In this series, students document their experiences during the internships in 2012. Scattered across the globe, they are reporting from places like Haiti, South America, Africa, Mongolia and Japan.
Yuya Fukada reports on his internship with UNICEF in Rwanda.
Six weeks have already passed since we started our internship with UNICEF Rwanda. So far, I had been to six countries in Sub-Sahara Africa, and the life here in Kigali, the capital of Rwanda, is by far the best experience in terms of daily life, comfort and security.
Situated in east Africa, Rwanda is the 149th-largest country and often referred to as the “miracle of Africa”, due to its dramatic economic growth after having suffered the 1994 genocide in which an estimated one million people died. From the perspective of a simple tourist, you would hardly recognize any scars of the genocide unless you visited the genocide memorial centers, which are located all around the country.
Infrastructures such as roads and electricity have been constructed and seemingly well designed. You would be surprised by the amount of skyscrapers that have sprung up in the city center.
Together with fellow student Ana Livi, as interns of UNICEF Rwanda we were assigned to the organization’s construction unit and are working under the supervision of Luca Ginoulhiac, a Construction Works Specialist that deals with several projects in this country.
Our two main objectives for this three-month period are to develop a basic design of an ECD (Early Childhood Development) center and to provide the design for a school toilet unit that adopts MHM (menstrual hygiene management) standards.
An ECD center is an educational facility specialized in children between 0 to 6 years old and their parents. Because statistics show that education for younger children generates higher contributions to the development of the country, it is vital to increase investment in this area. Various ministries, UN organizations and NGOs in Rwanda have been tackling this issue, as are many other developing nations.
Although no concrete guidelines or rules have yet been drawn out, so far the services to be provided include early child stimulation, health and nutrition care, prenatal care and parental education.
Technically, these centers are already exist, most of which were implemented by local communities, NGOs and private entrepreneurs. However, because involvement and contribution of public institutions is limited, people are often forced to manage their own centers without any financial and technical support, making the quality of the centers relatively poor in terms of both software and hardware. Unfortunately, neither are there any reliable statistics, given that this issue is quite new for them.

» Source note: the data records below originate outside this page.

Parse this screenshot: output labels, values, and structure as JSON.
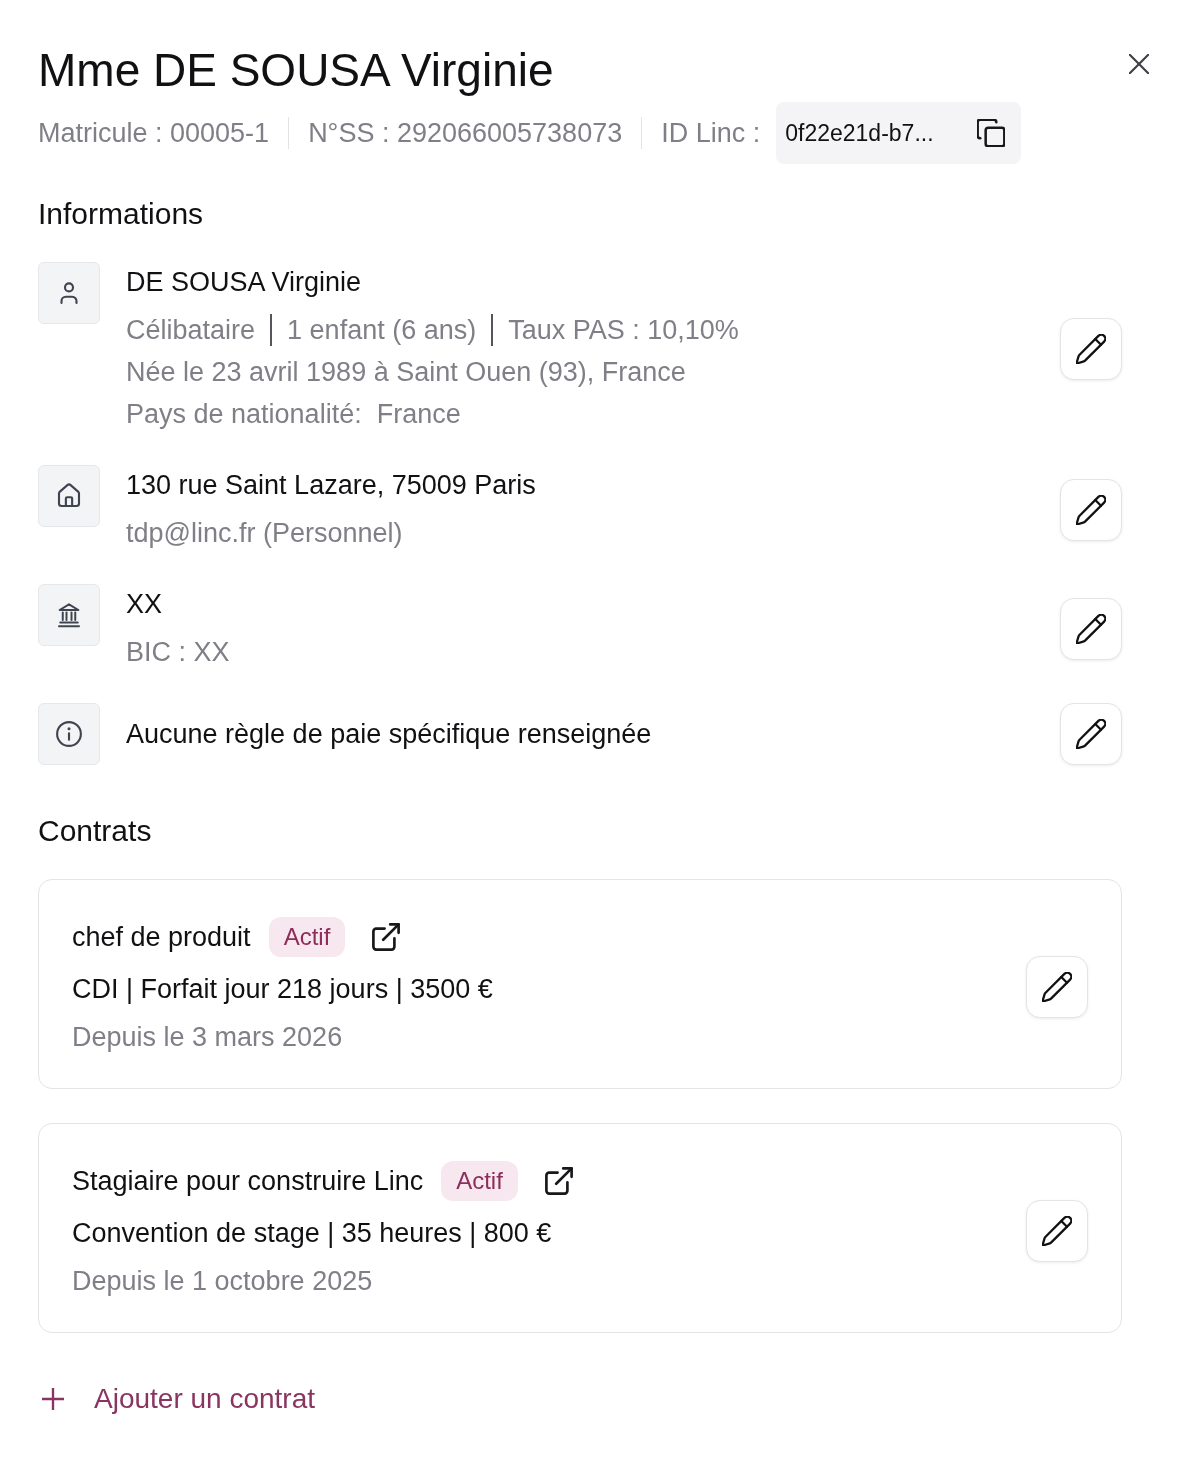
{
  "header": {
    "title": "Mme DE SOUSA Virginie",
    "meta": [
      "Matricule : 00005-1",
      "N°SS : 292066005738073"
    ],
    "id_label": "ID Linc :",
    "id_value": "0f22e21d-b7..."
  },
  "informations": {
    "heading": "Informations",
    "rows": [
      {
        "kind": "person",
        "title": "DE SOUSA Virginie",
        "facts": [
          "Célibataire",
          "1 enfant (6 ans)",
          "Taux PAS : 10,10%"
        ],
        "lines": [
          "Née le 23 avril 1989 à Saint Ouen (93), France",
          "Pays de nationalité:  France"
        ]
      },
      {
        "kind": "home",
        "title": "130 rue Saint Lazare, 75009 Paris",
        "lines": [
          "tdp@linc.fr (Personnel)"
        ]
      },
      {
        "kind": "bank",
        "title": "XX",
        "lines": [
          "BIC : XX"
        ]
      },
      {
        "kind": "info",
        "title": "Aucune règle de paie spécifique renseignée"
      }
    ]
  },
  "contracts": {
    "heading": "Contrats",
    "items": [
      {
        "title": "chef de produit",
        "status": "Actif",
        "terms": "CDI | Forfait jour 218 jours | 3500 €",
        "since": "Depuis le 3 mars 2026"
      },
      {
        "title": "Stagiaire pour construire Linc",
        "status": "Actif",
        "terms": "Convention de stage | 35 heures | 800 €",
        "since": "Depuis le 1 octobre 2025"
      }
    ],
    "add_label": "Ajouter un contrat"
  }
}
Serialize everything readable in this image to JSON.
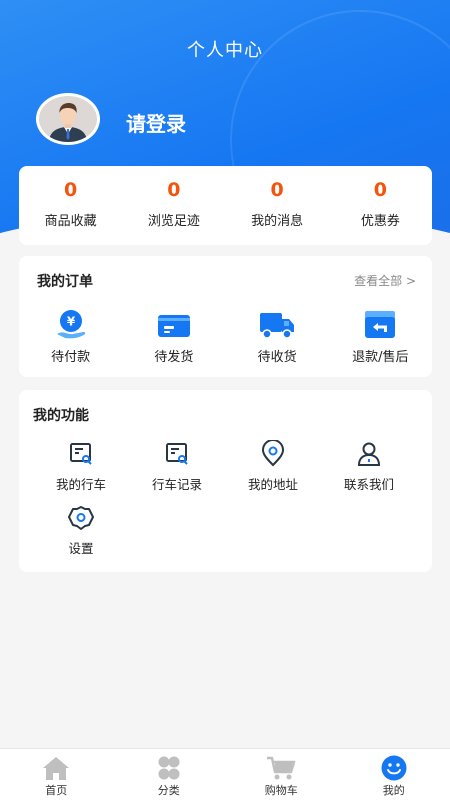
{
  "header": {
    "title": "个人中心",
    "login_text": "请登录"
  },
  "stats": [
    {
      "value": "0",
      "label": "商品收藏"
    },
    {
      "value": "0",
      "label": "浏览足迹"
    },
    {
      "value": "0",
      "label": "我的消息"
    },
    {
      "value": "0",
      "label": "优惠券"
    }
  ],
  "orders": {
    "title": "我的订单",
    "more": "查看全部 >",
    "items": [
      {
        "label": "待付款",
        "icon": "yuan-coin-icon"
      },
      {
        "label": "待发货",
        "icon": "card-icon"
      },
      {
        "label": "待收货",
        "icon": "truck-icon"
      },
      {
        "label": "退款/售后",
        "icon": "refund-icon"
      }
    ]
  },
  "functions": {
    "title": "我的功能",
    "items": [
      {
        "label": "我的行车",
        "icon": "document-search-icon"
      },
      {
        "label": "行车记录",
        "icon": "record-icon"
      },
      {
        "label": "我的地址",
        "icon": "location-pin-icon"
      },
      {
        "label": "联系我们",
        "icon": "contact-person-icon"
      },
      {
        "label": "设置",
        "icon": "settings-gear-icon"
      }
    ]
  },
  "tabbar": [
    {
      "label": "首页",
      "icon": "home-icon"
    },
    {
      "label": "分类",
      "icon": "category-icon"
    },
    {
      "label": "购物车",
      "icon": "cart-icon"
    },
    {
      "label": "我的",
      "icon": "profile-face-icon",
      "active": true
    }
  ],
  "colors": {
    "brand_blue": "#1677f2",
    "stat_orange": "#f4540c",
    "icon_gray": "#bfbfbf",
    "dark_navy": "#273746"
  }
}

The government is now aiming to establish more than 2000 ECD centers throughout the country. Feasibility aside, if this goal were to be achieved, it would signify a great contribution to Rwanda and its people.
At the beginning of our stay here, we visited and interviewed international NGOs that are actively involved with early childhood development, finding that community initiative is a necessary and interesting approach. We also realized, however, that there are so many things to be improved in terms of design. Some buildings are merely a replication of a primary school that do not take into account the special needs of younger children and infants, presenting problems such as lack of ventilation and poor quality of materials, which are clearly due to limited human and financial resources.
In order for us to reach the design phase, we still need to find answers to a score of questions: What kind of services/facilities are should be provided? Who we are designing for? How can we incorporate water infrastructure? What material should be used? Construction method? Capacity? Geometric character? Vegetation?
Throughout the coming days we will visit several candidate sites to implement as a pilot project in each of the five provinces of Rwanda.
Hope to see some mountain gorillas on our way.